Another time, his strolling reverie was interrupted a little west of Lincoln by a stranger stopping suddenly and throwing him a reflective safety vest, a moment Fortunato clearly values just as much as he did being roped into judging a chili contest in Wilson.
The opportunity came to him through a staffer with the Czech consulate who thought his journey might put him in Wilson for the city’s Oktoberfest.
“And she said, ‘Well, are you going to be in Wilson on the 20th of September?’” Fortunato recalled. “Which, as it happens, I was.”
A chili cookoff was held while he was there, which he and the reigning Miss Kansas Czech-Slovak Queen Sara Vytlacil were invited to judge.
Fortunato said he estimates he had about 85 percent of his trip figured out before he started walking, but some things just came up, like climbing into the Statehouse dome with the state’s lieutenant governor.
The two had struck a kinship after Colyer, a surgeon, operated on Fortunato’s then 3-month-old son.
He notified Colyer in advance that he’d be in Topeka. When the to met up, Colyer had an idea. Fortunato recreated the conversation leaning in conspiratorially matching the lieutenant governor’s body language that day.
“He said, ‘I’m one of three people that have the keys to the dome. Wanna go up?’” Fortunato recalled. “And here’s two guys in their 50s lurking around up there like it’s their grandma’s attic.”

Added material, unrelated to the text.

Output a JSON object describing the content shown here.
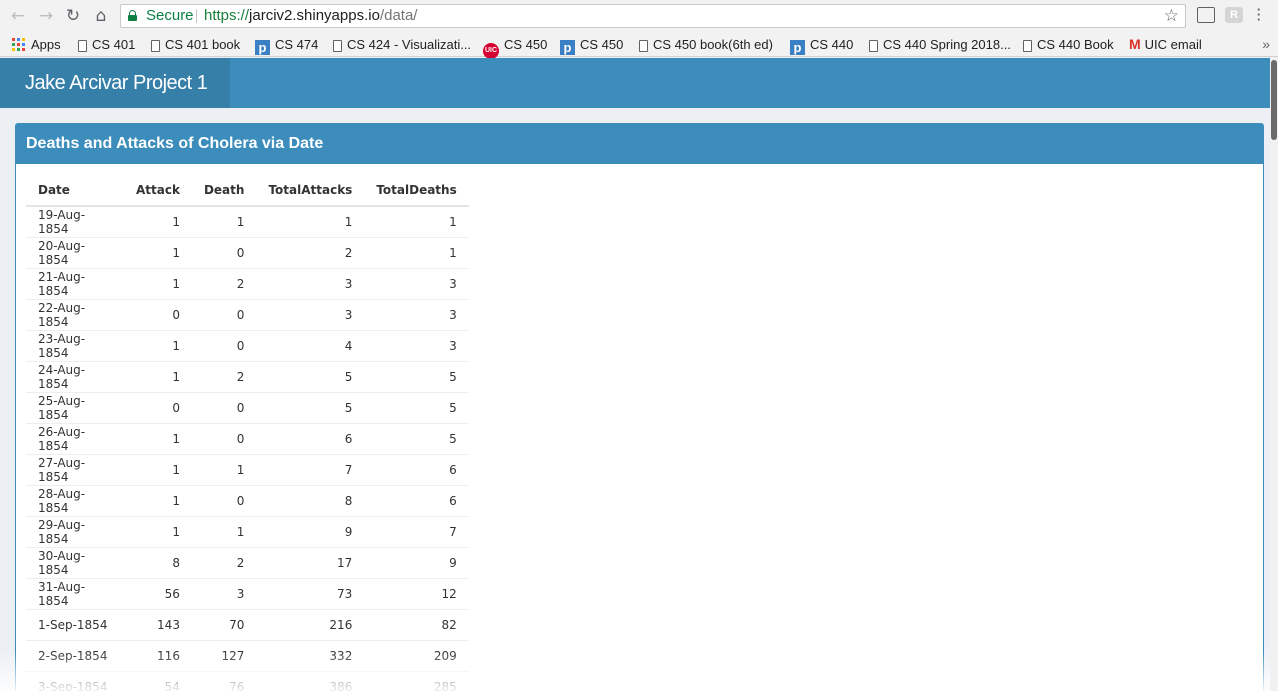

Fortunato’s long walk ended just over the imaginary line dividing Central and Mountain time zones in Greeley County. There, his wife collected him by car, and the distance he’d committed six weeks to was traversed in six hours the traditional way.
Fortunato, a historian with a master’s degree in state history, walked along towns that were created primarily to serve as infrastructure for resource-intensive steam locomotives. A town was needed to supply the water for the engine; another would have coal ready for the trains.

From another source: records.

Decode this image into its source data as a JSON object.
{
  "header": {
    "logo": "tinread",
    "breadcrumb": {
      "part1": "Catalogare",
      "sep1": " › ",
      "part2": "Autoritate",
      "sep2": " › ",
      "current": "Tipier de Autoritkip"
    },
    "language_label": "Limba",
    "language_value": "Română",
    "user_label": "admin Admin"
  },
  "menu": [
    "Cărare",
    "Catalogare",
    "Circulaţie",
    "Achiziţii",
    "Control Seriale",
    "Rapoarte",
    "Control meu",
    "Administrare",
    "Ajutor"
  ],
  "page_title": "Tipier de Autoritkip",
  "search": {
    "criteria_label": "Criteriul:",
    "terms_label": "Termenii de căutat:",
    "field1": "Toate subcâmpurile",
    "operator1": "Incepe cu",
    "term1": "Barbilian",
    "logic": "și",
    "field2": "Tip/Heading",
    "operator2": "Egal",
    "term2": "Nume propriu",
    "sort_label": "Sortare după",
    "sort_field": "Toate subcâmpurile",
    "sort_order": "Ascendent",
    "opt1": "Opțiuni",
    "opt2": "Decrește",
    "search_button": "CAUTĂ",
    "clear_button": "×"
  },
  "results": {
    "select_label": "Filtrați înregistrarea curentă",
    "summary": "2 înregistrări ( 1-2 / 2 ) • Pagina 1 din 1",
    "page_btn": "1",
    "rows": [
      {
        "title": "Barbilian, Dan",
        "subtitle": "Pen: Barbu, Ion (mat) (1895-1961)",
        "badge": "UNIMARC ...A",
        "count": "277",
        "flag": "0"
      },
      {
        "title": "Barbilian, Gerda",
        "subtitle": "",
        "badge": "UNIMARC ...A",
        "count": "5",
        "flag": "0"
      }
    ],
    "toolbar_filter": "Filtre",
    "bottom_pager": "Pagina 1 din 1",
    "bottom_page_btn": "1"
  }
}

As the technology was phased out, so too did the reason for those rural Kansas towns.
Fortunato sees his journey as not only a way to get people off the interstate, but a model for how to give those towns another purpose.
“It could be a major revival and an economic driver to have people walking these roads,” he said. “I’ve done the research, and this vision has high potential.”